2. How does the Xerox photocopier issue relate to large language models like ChatGPT?
- Large language models can be thought of as "blurry JPEGs" of all the text on the web, where they retain much of the information but cannot provide exact quotes or sequences of text.
- Just as the Xerox photocopier produced plausible but incorrect labels, large language models can produce "hallucinations" or nonsensical answers that sound plausible but are not factually accurate.
- This is because the models use lossy compression techniques to reconstruct text, discarding a significant portion of the original information.
[02] Compression and Understanding
1. What is the relationship between compression and understanding, as proposed by AI researcher Marcus Hutter?
- Hutter believes that better text compression will be instrumental in creating human-level AI, as the greatest compression can be achieved by truly understanding the text.
- For example, if a compression algorithm understands the principles of arithmetic, it can compress a file of arithmetic examples much more effectively than simply storing the examples verbatim.
- Similarly, the more a compression algorithm knows about topics like economics or physics, the more it can discard redundant information when compressing related text.
2. How do large language models like ChatGPT compare to the goal of lossless compression?
- Large language models do not perform lossless compression, as they cannot reconstruct the original text precisely. Their compression is lossy, retaining the "gist" of the information but not the exact details.
- This lossy compression can create the illusion of understanding, as the models are able to rephrase information in a plausible way, similar to how a human student might express ideas in their own words.

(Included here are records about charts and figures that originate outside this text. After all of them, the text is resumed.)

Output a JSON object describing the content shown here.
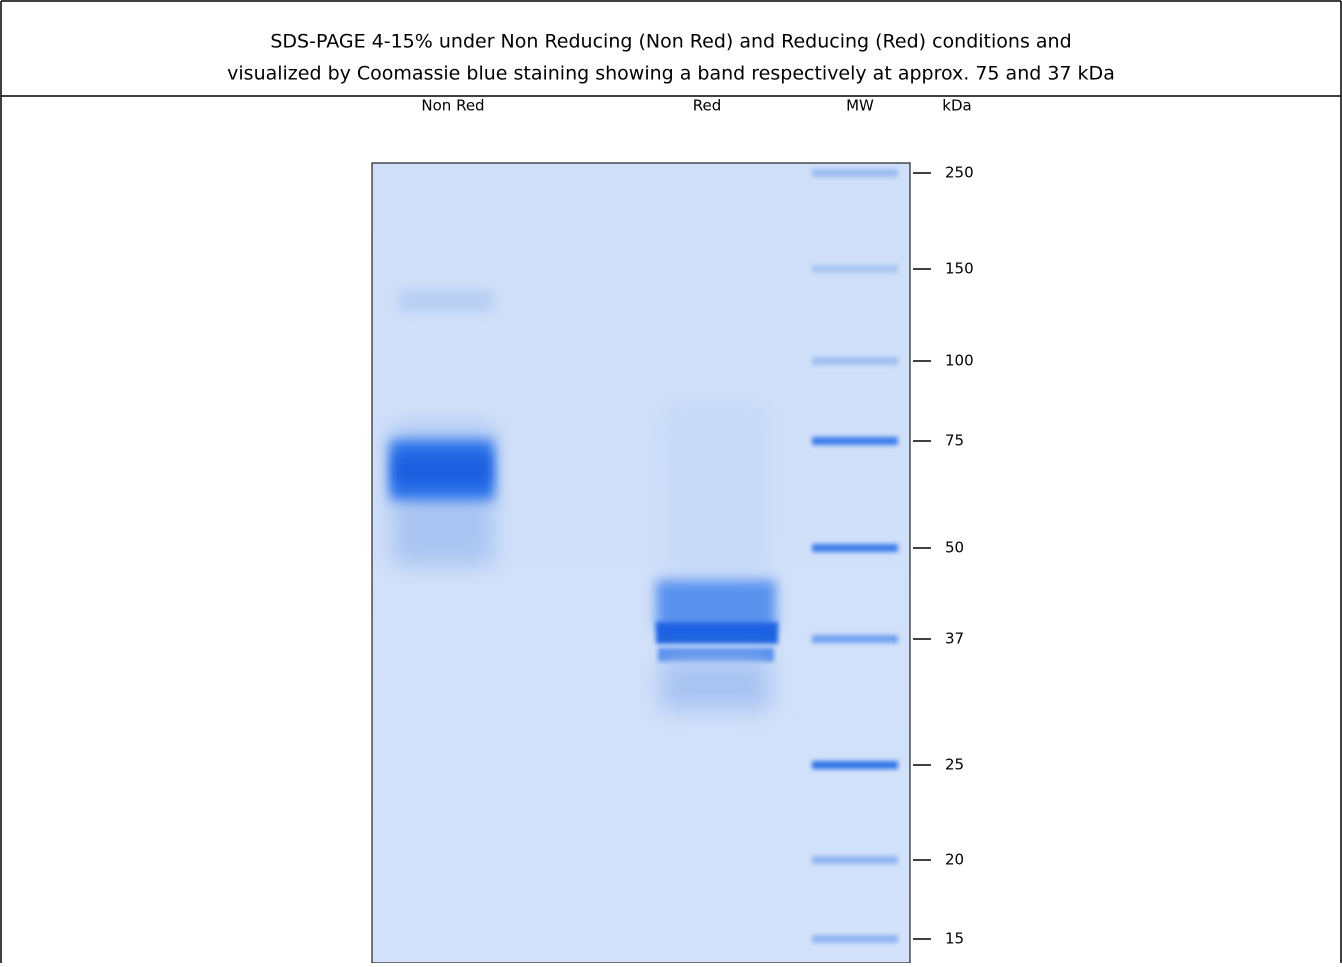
{
  "header": {
    "lines": [
      "SDS-PAGE 4-15% under Non Reducing (Non Red) and Reducing (Red) conditions and",
      "visualized by Coomassie blue staining showing a band respectively at approx. 75 and 37 kDa"
    ]
  },
  "lanes": [
    "Non Red",
    "Red",
    "MW"
  ],
  "unit_label": "kDa",
  "markers": [
    250,
    150,
    100,
    75,
    50,
    37,
    25,
    20,
    15
  ]
}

- However, the article suggests that this ability to rephrase does not necessarily indicate genuine understanding, as the models may not have truly derived the underlying principles, as evidenced by their struggles with tasks like multi-digit arithmetic.

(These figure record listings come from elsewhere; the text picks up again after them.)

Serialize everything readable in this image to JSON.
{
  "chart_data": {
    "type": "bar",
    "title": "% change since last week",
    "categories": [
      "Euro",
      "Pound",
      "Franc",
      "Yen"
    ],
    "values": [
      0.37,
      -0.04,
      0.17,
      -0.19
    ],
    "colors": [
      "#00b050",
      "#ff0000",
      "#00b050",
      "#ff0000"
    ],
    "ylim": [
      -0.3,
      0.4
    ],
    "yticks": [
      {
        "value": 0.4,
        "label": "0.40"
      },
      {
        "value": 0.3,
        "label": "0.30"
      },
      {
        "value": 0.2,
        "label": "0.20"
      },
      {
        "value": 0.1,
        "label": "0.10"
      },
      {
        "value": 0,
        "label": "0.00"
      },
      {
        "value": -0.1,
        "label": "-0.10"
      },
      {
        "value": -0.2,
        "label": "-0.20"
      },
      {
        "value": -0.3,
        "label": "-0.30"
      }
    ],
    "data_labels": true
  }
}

[03] Potential Uses and Limitations of Large Language Models
1. Can large language models replace traditional search engines?
- There are concerns about the reliability of the information in large language models, as they may have been fed propaganda or conspiracy theories, and their "blurriness" can lead to fabricated or inaccurate responses.

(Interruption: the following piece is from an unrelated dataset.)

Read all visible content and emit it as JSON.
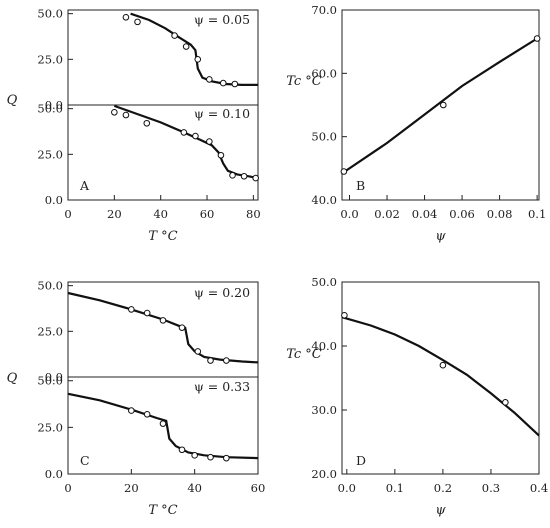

- It's unclear if it's technically possible to retain the acceptable "blurriness" of rephrasing information while eliminating the unacceptable blurriness of outright fabrication.
2. Should large language models be used to generate web content?
- Using large language models to generate web content would essentially be repackaging existing information, which could make it harder for people to find accurate, original information online.
- This type of content generation is similar to the work of "content mills," which the article suggests is not beneficial for people searching for information.
3. Can large language models assist human writers in creating original work?
- The article argues that starting with the output of a large language model, which is essentially a "blurry JPEG" of existing information, is not a good way to create original work.
- The process of writing, including the struggle to express one's thoughts and the awareness of the distance between the first draft and the desired outcome, is an important part of developing writing skills and generating original ideas.
- Relying too heavily on large language model output may deprive writers of this essential creative process.